Um ano após o acidente aéreo que resultou na morte de 62 pessoas em Vinhedo (SP), novas revelações surgem sobre as condições da aeronave envolvida. De acordo com depoimento exclusivo de um ex-funcionário da Voepass ao g1, uma falha no sistema de degelo do avião ATR 72-500 foi relatada verbalmente por um piloto na noite anterior ao voo fatal, mas não foi registrada no diário de bordo técnico (TLB), o que permitiu que a aeronave decolasse sem inspeção adequada. Essa omissão pode ter contribuído para o desastre ocorrido em 9 de agosto de 2024, durante o voo 2283 de Cascavel (PR) para Guarulhos (SP).
Contexto histórico da tragédia
O acidente é considerado o mais grave na aviação brasileira desde 2007, quando um avião da TAM colidiu em Congonhas, matando 199 pessoas. No caso da Voepass, o ATR 72-500, matrícula PS-VPB, caiu em uma área residencial de Vinhedo após perder altitude abruptamente. Relatórios preliminares do Centro de Investigação e Prevenção de Acidentes Aeronáuticos (Cenipa) indicam que os pilotos mencionaram uma falha no sistema de degelo durante o voo, com alertas de "bastante gelo" registrados na caixa-preta. O Regulamento Brasileiro da Aviação Civil (RBAC) 121 exige que sistemas de proteção contra gelo estejam operacionais para voos em condições meteorológicas propícias à formação de gelo, como as registradas no trajeto.

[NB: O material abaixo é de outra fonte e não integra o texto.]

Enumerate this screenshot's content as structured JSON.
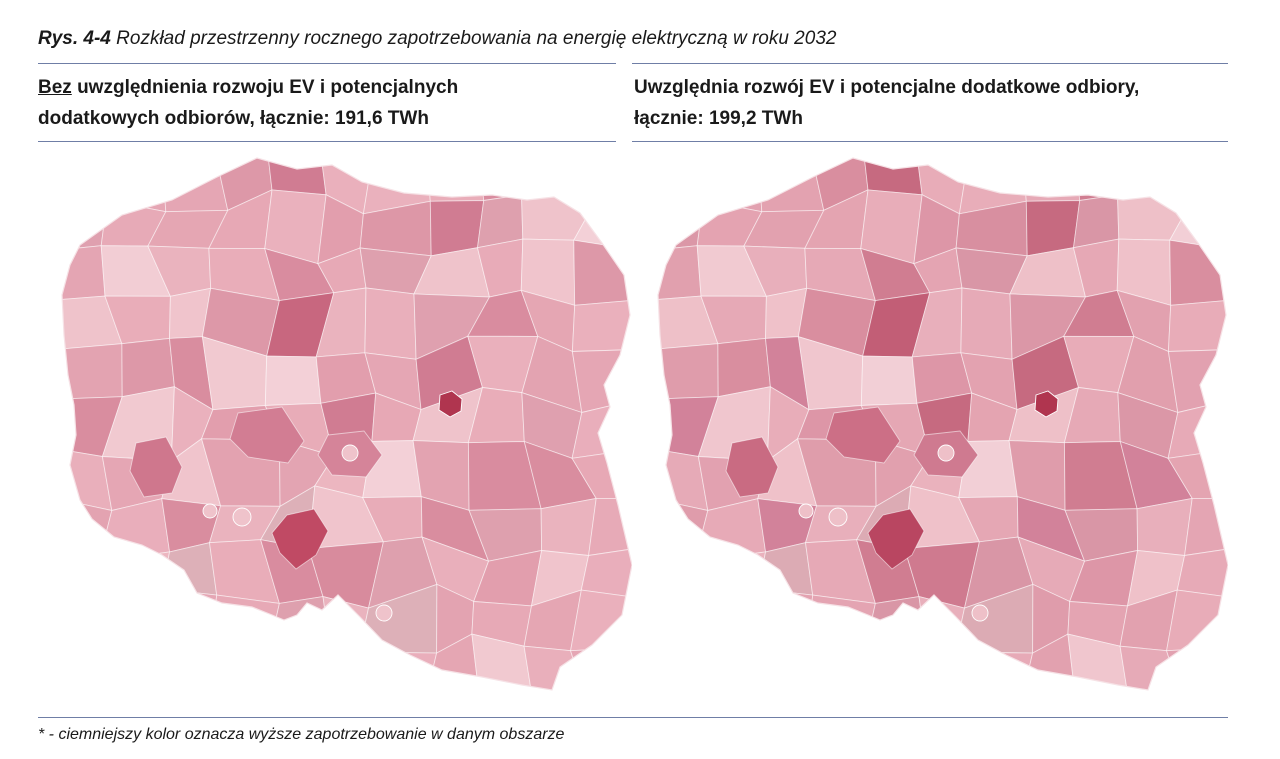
{
  "caption": {
    "label": "Rys. 4-4",
    "text": " Rozkład przestrzenny rocznego zapotrzebowania na energię elektryczną w roku 2032"
  },
  "left_panel": {
    "heading_underlined": "Bez",
    "heading_rest": " uwzględnienia rozwoju EV i potencjalnych dodatkowych odbiorów, łącznie: 191,6 TWh",
    "fills": [
      "#ecb6c0",
      "#e9adb9",
      "#eab3be",
      "#efc3cb",
      "#e3a3b1",
      "#e9afbb",
      "#eab1bd",
      "#f3d0d7",
      "#ddb0b8",
      "#e8abb8",
      "#e5a6b4",
      "#e9adb9",
      "#e29ead",
      "#e7aab7",
      "#dfa0af",
      "#e3a3b1",
      "#f0c4cc",
      "#dd97a7",
      "#e5a6b4",
      "#e8acb8",
      "#d98c9f",
      "#e7aab7",
      "#e9aebb",
      "#dd98a8",
      "#e7a9b6",
      "#d88b9d",
      "#e4a5b3",
      "#e3a2b0",
      "#d07c92",
      "#d98d9f",
      "#e5a6b3",
      "#e3a4b2",
      "#c8677f",
      "#f2cdd4",
      "#dea0ae",
      "#e7a8b5",
      "#eab0bc",
      "#f1c9d0"
    ],
    "dark_fill": "#b0354f",
    "hotspot_fills": [
      "#c04a64",
      "#d27d93",
      "#cf778d",
      "#d58499"
    ]
  },
  "right_panel": {
    "heading_underlined": "",
    "heading_rest": "Uwzględnia rozwój EV i potencjalne dodatkowe odbiory, łącznie: 199,2 TWh",
    "fills": [
      "#eab2bd",
      "#e6a8b5",
      "#e8afbb",
      "#eec0c8",
      "#e19fad",
      "#e6aab7",
      "#e8adb9",
      "#f2cfd6",
      "#dcabb4",
      "#e6a8b5",
      "#e2a1b0",
      "#e6a9b6",
      "#dd96a7",
      "#e4a5b3",
      "#db97a7",
      "#df9cab",
      "#efc1c9",
      "#d88fa0",
      "#e3a2b0",
      "#e5a7b4",
      "#d07d91",
      "#e4a3b1",
      "#e7aab7",
      "#d98e9f",
      "#e4a4b2",
      "#cf7a8f",
      "#e1a0ae",
      "#df9dab",
      "#c66a80",
      "#d2829a",
      "#e2a1af",
      "#e1a0ae",
      "#c25e76",
      "#f1cad1",
      "#d996a6",
      "#e4a4b1",
      "#e8acb8",
      "#f0c6ce"
    ],
    "dark_fill": "#b0354f",
    "hotspot_fills": [
      "#b94661",
      "#cc6f86",
      "#c96b82",
      "#cf7a90"
    ]
  },
  "footnote": "* - ciemniejszy kolor oznacza wyższe zapotrzebowanie w danym obszarze"
}
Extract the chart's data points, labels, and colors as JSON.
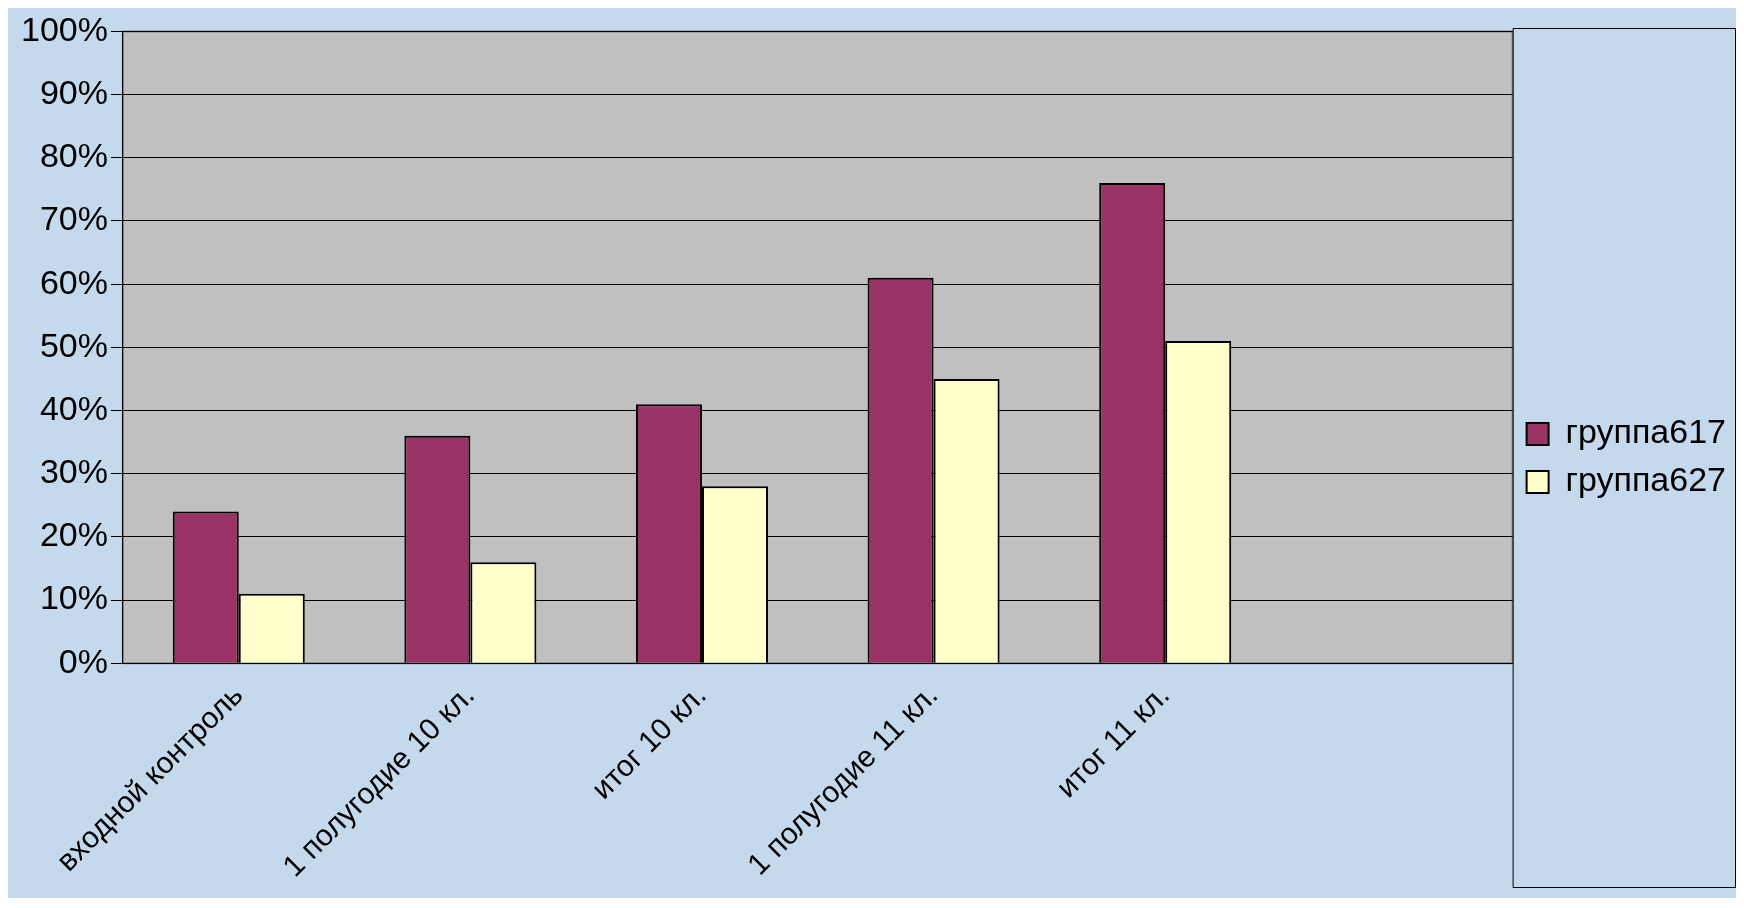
{
  "chart_data": {
    "type": "bar",
    "categories": [
      "входной контроль",
      "1 полугодие 10 кл.",
      "итог 10 кл.",
      "1 полугодие 11 кл.",
      "итог 11 кл.",
      null
    ],
    "series": [
      {
        "name": "группа617",
        "color": "#993366",
        "values": [
          24,
          36,
          41,
          61,
          76,
          null
        ]
      },
      {
        "name": "группа627",
        "color": "#ffffcc",
        "values": [
          11,
          16,
          28,
          45,
          51,
          null
        ]
      }
    ],
    "ylim": [
      0,
      100
    ],
    "yticks": [
      {
        "value": 0,
        "label": "0%"
      },
      {
        "value": 10,
        "label": "10%"
      },
      {
        "value": 20,
        "label": "20%"
      },
      {
        "value": 30,
        "label": "30%"
      },
      {
        "value": 40,
        "label": "40%"
      },
      {
        "value": 50,
        "label": "50%"
      },
      {
        "value": 60,
        "label": "60%"
      },
      {
        "value": 70,
        "label": "70%"
      },
      {
        "value": 80,
        "label": "80%"
      },
      {
        "value": 90,
        "label": "90%"
      },
      {
        "value": 100,
        "label": "100%"
      }
    ],
    "grid": "y",
    "legend": "right"
  }
}
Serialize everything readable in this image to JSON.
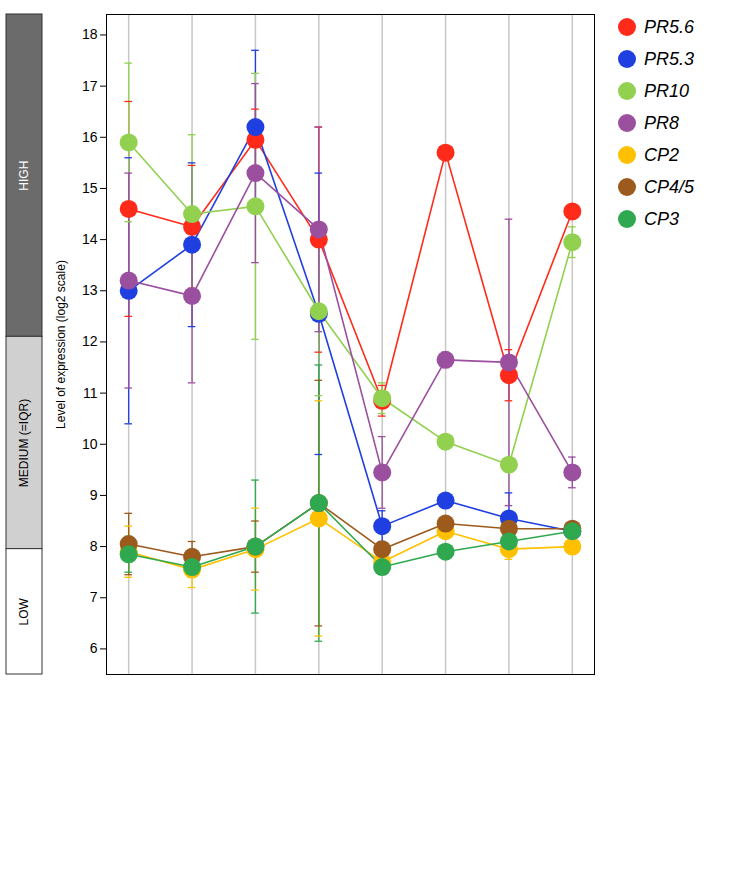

De acordo com o depoimento, o piloto do voo anterior (2293), que chegou a Ribeirão Preto (SP) por volta da 1h da madrugada, reportou verbalmente problemas no "airframe fault" – um alerta que indica falhas no degelo. No entanto, sem registro formal no TLB, a equipe de manutenção não investigou a pane. "Essa aeronave nunca tinha apresentado esse tipo de falha. [...] Ele acionava [o sistema] e ela desarmava. Coisa que não poderia acontecer", afirmou a testemunha ao g1.